El alcoholismo y las adicciones en general no aparecen por casualidad. Detrás de cada dependencia hay una historia, una herida, una crisis no resuelta. Y cuando miramos el caso de los inuit en Groenlandia y otras regiones del Ártico, encontramos un espejo que nos devuelve una imagen inquietantemente familiar.
Los inuit y el alcohol: una historia de pérdida
Los inuit vivieron durante miles de años en armonía con su entorno, adaptados a un clima extremo y con una cultura basada en la caza, la comunidad y el respeto por la naturaleza. No conocían el alcohol hasta la llegada de los europeos. Lo que vino después fue un choque brutal: la colonización no solo les trajo nuevas «comodidades», sino también la destrucción de su modo de vida.

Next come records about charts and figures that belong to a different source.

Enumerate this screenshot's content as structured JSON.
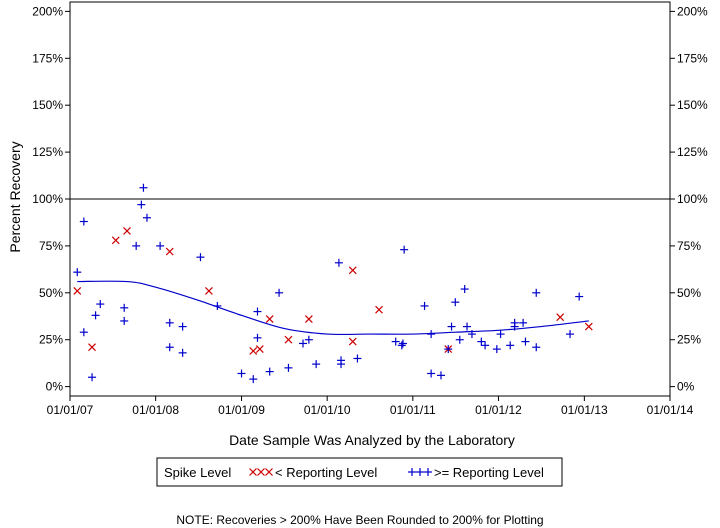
{
  "chart_data": {
    "type": "scatter",
    "xlabel": "Date Sample Was Analyzed by the Laboratory",
    "ylabel": "Percent Recovery",
    "x_axis": {
      "type": "date",
      "range": [
        "2007-01-01",
        "2014-01-01"
      ],
      "ticks": [
        "2007-01-01",
        "2008-01-01",
        "2009-01-01",
        "2010-01-01",
        "2011-01-01",
        "2012-01-01",
        "2013-01-01",
        "2014-01-01"
      ],
      "tick_labels": [
        "01/01/07",
        "01/01/08",
        "01/01/09",
        "01/01/10",
        "01/01/11",
        "01/01/12",
        "01/01/13",
        "01/01/14"
      ]
    },
    "y_axis": {
      "range": [
        -5,
        205
      ],
      "ticks": [
        0,
        25,
        50,
        75,
        100,
        125,
        150,
        175,
        200
      ],
      "tick_labels": [
        "0%",
        "25%",
        "50%",
        "75%",
        "100%",
        "125%",
        "150%",
        "175%",
        "200%"
      ],
      "mirrored_right": true
    },
    "reference_line": {
      "y": 100
    },
    "legend": {
      "title": "Spike Level",
      "position": "bottom",
      "items": [
        {
          "symbol": "XXX",
          "label": "< Reporting Level",
          "color": "#cc0000"
        },
        {
          "symbol": "+++",
          "label": ">= Reporting Level",
          "color": "#0000cc"
        }
      ]
    },
    "note": "NOTE: Recoveries > 200% Have Been Rounded to 200% for Plotting",
    "colors": {
      "below_reporting": "#cc0000",
      "above_reporting": "#0000cc",
      "trend": "#0000cc"
    },
    "series": [
      {
        "name": "< Reporting Level",
        "marker": "x",
        "points": [
          {
            "x": "2007-02-01",
            "y": 51
          },
          {
            "x": "2007-04-05",
            "y": 21
          },
          {
            "x": "2007-07-15",
            "y": 78
          },
          {
            "x": "2007-09-01",
            "y": 83
          },
          {
            "x": "2008-03-01",
            "y": 72
          },
          {
            "x": "2008-08-15",
            "y": 51
          },
          {
            "x": "2009-02-20",
            "y": 19
          },
          {
            "x": "2009-03-20",
            "y": 20
          },
          {
            "x": "2009-05-01",
            "y": 36
          },
          {
            "x": "2009-07-20",
            "y": 25
          },
          {
            "x": "2009-10-15",
            "y": 36
          },
          {
            "x": "2010-04-20",
            "y": 24
          },
          {
            "x": "2010-04-20",
            "y": 62
          },
          {
            "x": "2010-08-10",
            "y": 41
          },
          {
            "x": "2011-06-01",
            "y": 20
          },
          {
            "x": "2012-09-20",
            "y": 37
          },
          {
            "x": "2013-01-20",
            "y": 32
          }
        ]
      },
      {
        "name": ">= Reporting Level",
        "marker": "+",
        "points": [
          {
            "x": "2007-02-01",
            "y": 61
          },
          {
            "x": "2007-03-01",
            "y": 88
          },
          {
            "x": "2007-03-01",
            "y": 29
          },
          {
            "x": "2007-04-05",
            "y": 5
          },
          {
            "x": "2007-04-20",
            "y": 38
          },
          {
            "x": "2007-05-10",
            "y": 44
          },
          {
            "x": "2007-08-20",
            "y": 42
          },
          {
            "x": "2007-08-20",
            "y": 35
          },
          {
            "x": "2007-10-10",
            "y": 75
          },
          {
            "x": "2007-11-01",
            "y": 97
          },
          {
            "x": "2007-11-10",
            "y": 106
          },
          {
            "x": "2007-11-25",
            "y": 90
          },
          {
            "x": "2008-01-20",
            "y": 75
          },
          {
            "x": "2008-03-01",
            "y": 21
          },
          {
            "x": "2008-03-01",
            "y": 34
          },
          {
            "x": "2008-04-25",
            "y": 32
          },
          {
            "x": "2008-04-25",
            "y": 18
          },
          {
            "x": "2008-07-10",
            "y": 69
          },
          {
            "x": "2008-09-20",
            "y": 43
          },
          {
            "x": "2009-01-01",
            "y": 7
          },
          {
            "x": "2009-02-20",
            "y": 4
          },
          {
            "x": "2009-03-10",
            "y": 26
          },
          {
            "x": "2009-03-10",
            "y": 40
          },
          {
            "x": "2009-05-01",
            "y": 8
          },
          {
            "x": "2009-06-10",
            "y": 50
          },
          {
            "x": "2009-07-20",
            "y": 10
          },
          {
            "x": "2009-09-20",
            "y": 23
          },
          {
            "x": "2009-10-15",
            "y": 25
          },
          {
            "x": "2009-11-15",
            "y": 12
          },
          {
            "x": "2010-02-20",
            "y": 66
          },
          {
            "x": "2010-03-01",
            "y": 12
          },
          {
            "x": "2010-03-01",
            "y": 14
          },
          {
            "x": "2010-05-10",
            "y": 15
          },
          {
            "x": "2010-10-20",
            "y": 24
          },
          {
            "x": "2010-11-15",
            "y": 22
          },
          {
            "x": "2010-11-20",
            "y": 23
          },
          {
            "x": "2010-11-25",
            "y": 73
          },
          {
            "x": "2011-02-20",
            "y": 43
          },
          {
            "x": "2011-03-20",
            "y": 28
          },
          {
            "x": "2011-03-20",
            "y": 7
          },
          {
            "x": "2011-05-01",
            "y": 6
          },
          {
            "x": "2011-06-01",
            "y": 20
          },
          {
            "x": "2011-06-15",
            "y": 32
          },
          {
            "x": "2011-07-01",
            "y": 45
          },
          {
            "x": "2011-07-20",
            "y": 25
          },
          {
            "x": "2011-08-10",
            "y": 52
          },
          {
            "x": "2011-08-20",
            "y": 32
          },
          {
            "x": "2011-09-10",
            "y": 28
          },
          {
            "x": "2011-10-20",
            "y": 24
          },
          {
            "x": "2011-11-05",
            "y": 22
          },
          {
            "x": "2011-12-25",
            "y": 20
          },
          {
            "x": "2012-01-10",
            "y": 28
          },
          {
            "x": "2012-02-20",
            "y": 22
          },
          {
            "x": "2012-03-10",
            "y": 34
          },
          {
            "x": "2012-03-10",
            "y": 32
          },
          {
            "x": "2012-04-15",
            "y": 34
          },
          {
            "x": "2012-04-25",
            "y": 24
          },
          {
            "x": "2012-06-10",
            "y": 50
          },
          {
            "x": "2012-06-10",
            "y": 21
          },
          {
            "x": "2012-11-01",
            "y": 28
          },
          {
            "x": "2012-12-10",
            "y": 48
          }
        ]
      }
    ],
    "trend_line": {
      "points": [
        {
          "x": "2007-02-01",
          "y": 56
        },
        {
          "x": "2007-09-01",
          "y": 56
        },
        {
          "x": "2008-01-01",
          "y": 53
        },
        {
          "x": "2008-07-01",
          "y": 46
        },
        {
          "x": "2009-01-01",
          "y": 38
        },
        {
          "x": "2009-07-01",
          "y": 31
        },
        {
          "x": "2010-01-01",
          "y": 28
        },
        {
          "x": "2010-07-01",
          "y": 28
        },
        {
          "x": "2011-01-01",
          "y": 28
        },
        {
          "x": "2011-07-01",
          "y": 29
        },
        {
          "x": "2012-01-01",
          "y": 30
        },
        {
          "x": "2012-07-01",
          "y": 32
        },
        {
          "x": "2013-01-20",
          "y": 35
        }
      ]
    }
  }
}
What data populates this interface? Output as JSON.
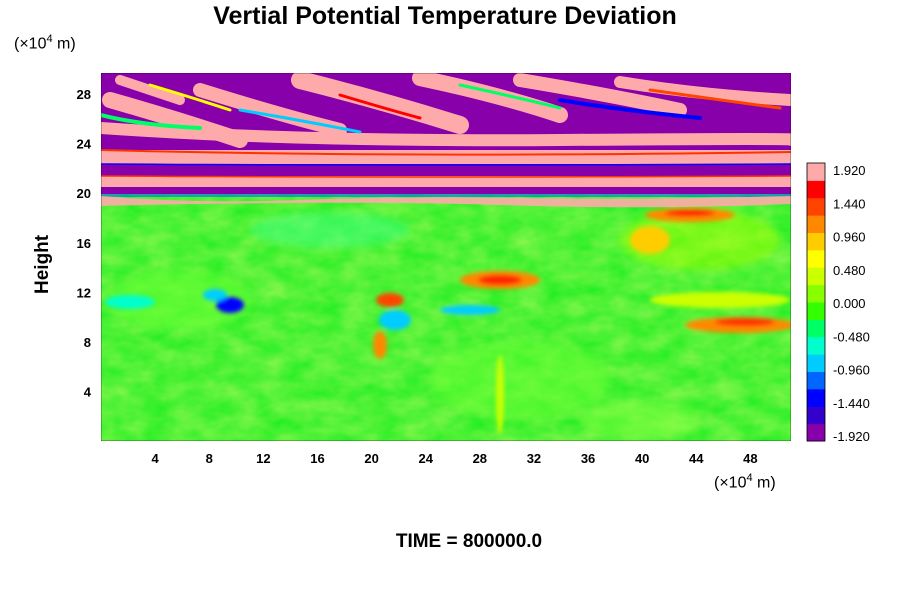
{
  "chart_data": {
    "type": "heatmap",
    "title": "Vertial Potential Temperature Deviation",
    "ylabel": "Height",
    "xlabel": "",
    "x_unit": "(×10",
    "x_unit_sup": "4",
    "x_unit_suffix": " m)",
    "y_unit": "(×10",
    "y_unit_sup": "4",
    "y_unit_suffix": " m)",
    "xlim": [
      0,
      51
    ],
    "ylim": [
      0,
      29.7
    ],
    "x_ticks": [
      4,
      8,
      12,
      16,
      20,
      24,
      28,
      32,
      36,
      40,
      44,
      48
    ],
    "y_ticks": [
      4,
      8,
      12,
      16,
      20,
      24,
      28
    ],
    "colorbar": {
      "range": [
        -1.92,
        1.92
      ],
      "tick_labels": [
        "1.920",
        "1.440",
        "0.960",
        "0.480",
        "0.000",
        "-0.480",
        "-0.960",
        "-1.440",
        "-1.920"
      ],
      "colors": [
        "#8800aa",
        "#3300cc",
        "#0000ff",
        "#0066ff",
        "#00ccff",
        "#00ffcc",
        "#00ff66",
        "#33ff00",
        "#88ff00",
        "#ccff00",
        "#ffff00",
        "#ffcc00",
        "#ff8800",
        "#ff4400",
        "#ff0000",
        "#ffaaaa"
      ]
    },
    "time_label": "TIME = 800000.0"
  }
}
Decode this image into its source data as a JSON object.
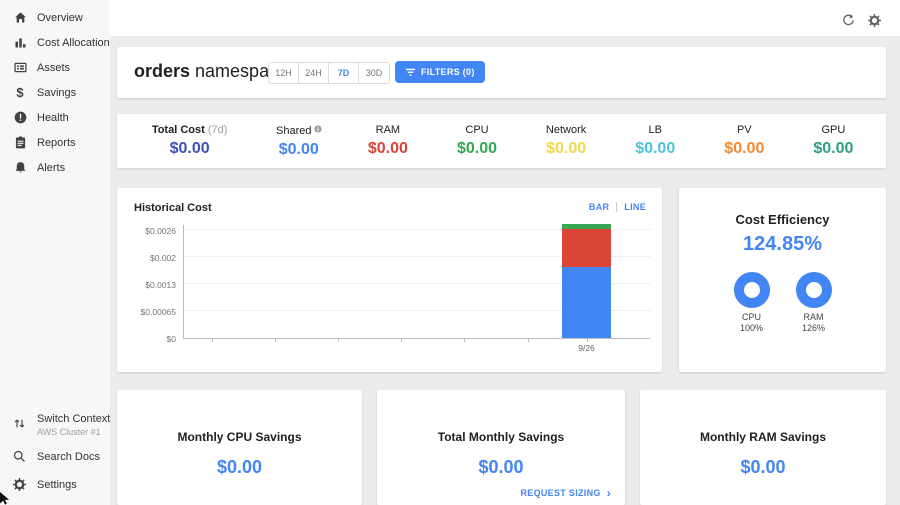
{
  "icons": {
    "dollar": "$",
    "chevron_right": "›"
  },
  "sidebar": {
    "items": [
      {
        "label": "Overview",
        "icon": "home"
      },
      {
        "label": "Cost Allocation",
        "icon": "bar-chart"
      },
      {
        "label": "Assets",
        "icon": "grid"
      },
      {
        "label": "Savings",
        "icon": "dollar"
      },
      {
        "label": "Health",
        "icon": "alert-circle"
      },
      {
        "label": "Reports",
        "icon": "clipboard"
      },
      {
        "label": "Alerts",
        "icon": "bell"
      }
    ],
    "footer": {
      "switch_context": {
        "label": "Switch Context",
        "sublabel": "AWS Cluster #1",
        "icon": "swap-vertical"
      },
      "search_docs": {
        "label": "Search Docs",
        "icon": "search"
      },
      "settings": {
        "label": "Settings",
        "icon": "gear"
      }
    }
  },
  "header": {
    "title_primary": "orders",
    "title_secondary": " namespace",
    "time_ranges": [
      "12H",
      "24H",
      "7D",
      "30D"
    ],
    "selected_range": "7D",
    "filters_button": "FILTERS (0)"
  },
  "stats": {
    "items": [
      {
        "label": "Total Cost",
        "label_suffix": "(7d)",
        "value": "$0.00",
        "color": "#3f51b5"
      },
      {
        "label": "Shared",
        "value": "$0.00",
        "color": "#4285f4"
      },
      {
        "label": "RAM",
        "value": "$0.00",
        "color": "#db4437"
      },
      {
        "label": "CPU",
        "value": "$0.00",
        "color": "#34a853"
      },
      {
        "label": "Network",
        "value": "$0.00",
        "color": "#f2d750"
      },
      {
        "label": "LB",
        "value": "$0.00",
        "color": "#4ec3d9"
      },
      {
        "label": "PV",
        "value": "$0.00",
        "color": "#f6882f"
      },
      {
        "label": "GPU",
        "value": "$0.00",
        "color": "#2e9e82"
      }
    ]
  },
  "historical_cost": {
    "title": "Historical Cost",
    "view_bar": "BAR",
    "view_line": "LINE",
    "active_view": "BAR"
  },
  "chart_data": {
    "type": "bar",
    "title": "Historical Cost",
    "x": [
      "9/26"
    ],
    "series": [
      {
        "name": "segment-blue",
        "color": "#4285f4",
        "values": [
          0.0017
        ]
      },
      {
        "name": "segment-red",
        "color": "#db4437",
        "values": [
          0.00092
        ]
      },
      {
        "name": "segment-green",
        "color": "#34a853",
        "values": [
          0.00013
        ]
      }
    ],
    "ylim": [
      0,
      0.0026
    ],
    "yticks": [
      "$0",
      "$0.00065",
      "$0.0013",
      "$0.002",
      "$0.0026"
    ],
    "grid": true,
    "legend": false
  },
  "efficiency": {
    "title": "Cost Efficiency",
    "value": "124.85%",
    "accent": "#4285f4",
    "donuts": [
      {
        "label": "CPU",
        "value": "100%"
      },
      {
        "label": "RAM",
        "value": "126%"
      }
    ]
  },
  "savings_cards": [
    {
      "title": "Monthly CPU Savings",
      "value": "$0.00"
    },
    {
      "title": "Total Monthly Savings",
      "value": "$0.00",
      "link": "REQUEST SIZING"
    },
    {
      "title": "Monthly RAM Savings",
      "value": "$0.00"
    }
  ]
}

Fueron forzados a abandonar sus tradiciones, desplazados de sus tierras y, en muchos casos, enviados a internados donde se les prohibía hablar su idioma o practicar su cultura. ¿El resultado? Una crisis de identidad masiva. Se convirtieron en extraños en su propia tierra, sin un propósito claro, sin un sentido de pertenencia. Y en ese vacío, el alcohol se convirtió en una anestesia.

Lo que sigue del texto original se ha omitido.